Ammonia is an essential global commodity mainly used for nitrogen fertilizers. Ammonia is also emerging as a zero-carbon fuel for stationary power generation, as a hydrogen carrier for international trade of carbon-free energy, and as the backbone fuel for the decarbonisation of the international shipping sector.

Today, however, ammonia is produced almost exclusively from fossil fuels, causing approximately 1% of total GHG emissions, representing around 20% of industrial natural gas demand and 5% of industrial coal demand. A transition to renewable ammonia is therefore essential to shift chemical, agricultural, energy, and transport sectors toward limiting the global temperature rise to 1.5°C and bringing CO2 emissions closer to net-zero by the mid-century. Furthermore, this would decouple ammonia production from natural gas pricing and supply, with the potential to reduce price volatility and enhance food and energy security.   

Renewable ammonia has been produced at industrial scale since the 1920s, with hydroelectricity powering alkaline electrolysers to feed the Haber-Bosch plant. However, natural gas became the dominant feedstock, starting in the 1940s. Already today, renewable hydrogen can be introduced in a fossil-based ammonia plant, replacing 10-20% of the natural gas. And, with the first of many proposed multi-GW renewable ammonia plants already under construction, it is expected that renewable ammonia will dominate ammonia capacity additions from 2025.

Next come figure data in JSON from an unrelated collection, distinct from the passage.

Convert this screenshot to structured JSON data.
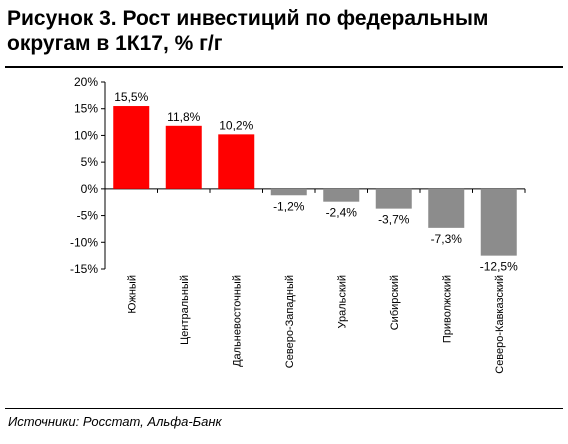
{
  "header": {
    "title_line1": "Рисунок 3. Рост инвестиций по федеральным",
    "title_line2": "округам в 1К17, % г/г"
  },
  "footer": {
    "source": "Источники: Росстат, Альфа-Банк"
  },
  "chart_data": {
    "type": "bar",
    "title": "Рисунок 3. Рост инвестиций по федеральным округам в 1К17, % г/г",
    "categories": [
      "Южный",
      "Центральный",
      "Дальневосточный",
      "Северо-Западный",
      "Уральский",
      "Сибирский",
      "Приволжский",
      "Северо-Кавказский"
    ],
    "values": [
      15.5,
      11.8,
      10.2,
      -1.2,
      -2.4,
      -3.7,
      -7.3,
      -12.5
    ],
    "data_labels": [
      "15,5%",
      "11,8%",
      "10,2%",
      "-1,2%",
      "-2,4%",
      "-3,7%",
      "-7,3%",
      "-12,5%"
    ],
    "colors": [
      "#ff0000",
      "#ff0000",
      "#ff0000",
      "#8c8c8c",
      "#8c8c8c",
      "#8c8c8c",
      "#8c8c8c",
      "#8c8c8c"
    ],
    "ylim": [
      -15,
      20
    ],
    "yticks": [
      20,
      15,
      10,
      5,
      0,
      -5,
      -10,
      -15
    ],
    "ytick_labels": [
      "20%",
      "15%",
      "10%",
      "5%",
      "0%",
      "-5%",
      "-10%",
      "-15%"
    ],
    "grid": false,
    "legend": "none"
  }
}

This webinar presented the outlook for renewable ammonia, including market projections, cost competitiveness, technology evolution and policy measures needed to facilitate the transition from a fossil- to a renewables-based ammonia production. The presentation of the key findings from the new report “Innovation Outlook: Renewable Ammonia”, jointly developed by the International Renewable Energy Agency (IRENA) and the Ammonia Energy Association (AEA), was followed by a discussion with industry experts on most urgent actions needed to realise the full potential for renewable ammonia in a net-zero energy future.